La directora británica Andrea Arnold ha hecho una versión muy sugestiva, muy novedosa y muy arriesgada de Cumbres borrascosas, la novela que Emily Brontë publicó en 1847.



En una primera aproximación, diríamos que Arnold no sólo ha tenido la osadía de despojar las imágenes de su película del bonito esteticismo previsible en el cine inglés a la hora de tratar sus clásicos literarios, sino que, lejos de cualquier retórica visual complaciente y consabida, ha eludido también la consideración de la historia de los amores de Catherine y Heathcliff bajo los parámetros tanto del romanticismo convencional como de, un paso más allá, los confusos atractivos de un sublimado “amour fou”, de la pasiones incontenibles hasta el otro lado de la vida y de la muerte, que tanto gustaron a los surrealistas. El melodrama o el folletón, como entraña posible de Cumbres borrascosas, resultan incómodamente deshidratados por Arnold para dar paso a una económica y abrupta exposición sobre la maldad.



Con severidad, sequedad y dureza, Andrea Arnold profundiza, sobre un paisaje inhóspito y gélido, en el Mal, en el Mal alojado en caracteres castigados previamente por el desamor, en el Mal de los amores posesivos, abusivos, abrasivos, ambiciosos y egoístas, en el Mal derivado de los accidentes y consecuentes deducibles de vivir y sufrir - mujer y hombre- como seres castigados -ella, Catherine- por las adversidades de su sexo y -él, Heathcliff- por las adversidades de su condición social -pobre, maltratada, despreciada- originaria.



Hay un momento en el que Catherine, desahogándose con su fiel criada Nelly, asegura que se va a casar con su rico e insípido vecino Edgar Linton, afirmando a continuación algo así como que el intruso Heathcliff -presunto gitano en la novela, negro en la película-, a quien dice amar, es más ella que ella misma, que Heathcliff es más su yo que su propio yo.
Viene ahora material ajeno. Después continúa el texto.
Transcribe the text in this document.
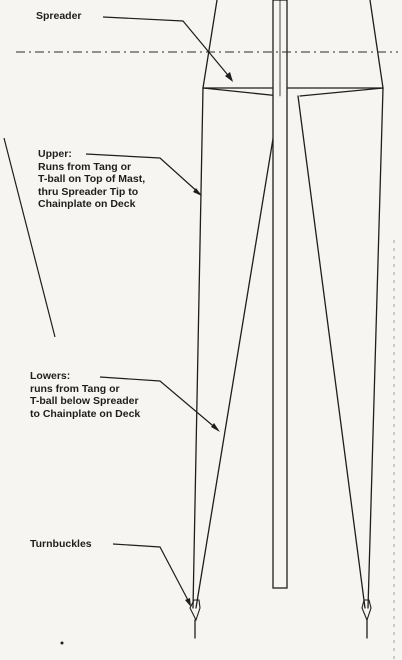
Spreader
Upper:
Runs from Tang or
T-ball on Top of Mast,
thru Spreader Tip to
Chainplate on Deck
Lowers:
runs from Tang or
T-ball below Spreader
to Chainplate on Deck
Turnbuckles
En la traducción de Rosa Castillo para Cátedra (Letras Universales), Catherine, refiriéndose a Heathcliff, añade: De lo que sea que nuestras almas estén hechas, la suya y la mía son lo mismo.



En el imaginario idealista del relato de la Brontë, refrendado por algunas versiones cinematográficas anteriores, este pasaje confesional se desplaza hacia el amable concepto de las “almas gemelas”, entendido como la mejor circunstancia para la combustión ardiente los enamorados, aunque se revele imposible y dé paso a la tragedia.



En rigor, no va por ahí la intención de Brontë, aclarada todavía más, si cabe, por la versión de Andrea Arnold. Los dos idealismos tópicos, de circulación ordinaria, sobre las parejas discurren o bien sobre el carril de las “almas gemelas” -en su interpretación más favorable-, o bien sobre el formato de las personalidades complementarias, que encajan muy bien por ser opuestas.



La lóbrega oscuridad de Cumbres borrascosas - esclarecida por Andrea Arnold- consiste en que presenta dos almas gemelas, sí, pero por su potencia para hacer daño al otro y a los demás y hacerse daño a sí mismas.



Catherine y Heathcliff son portadores de un letal veneno muy parecido, que acertarán fatalmente a inocularse mutuamente y a inocular a los otros hasta la destrucción, y esa afinidad maléfica que los une y los repele, hasta rebotar en los demás, es algo que no sólo está en la novela de Emily Brontë o en los boleros, sino en la vida cotidiana y, visiblemente, en las páginas de los periódicos. De ahí la actualidad perenne de un texto que tiene más de siglo y medio de vida. Y de muerte.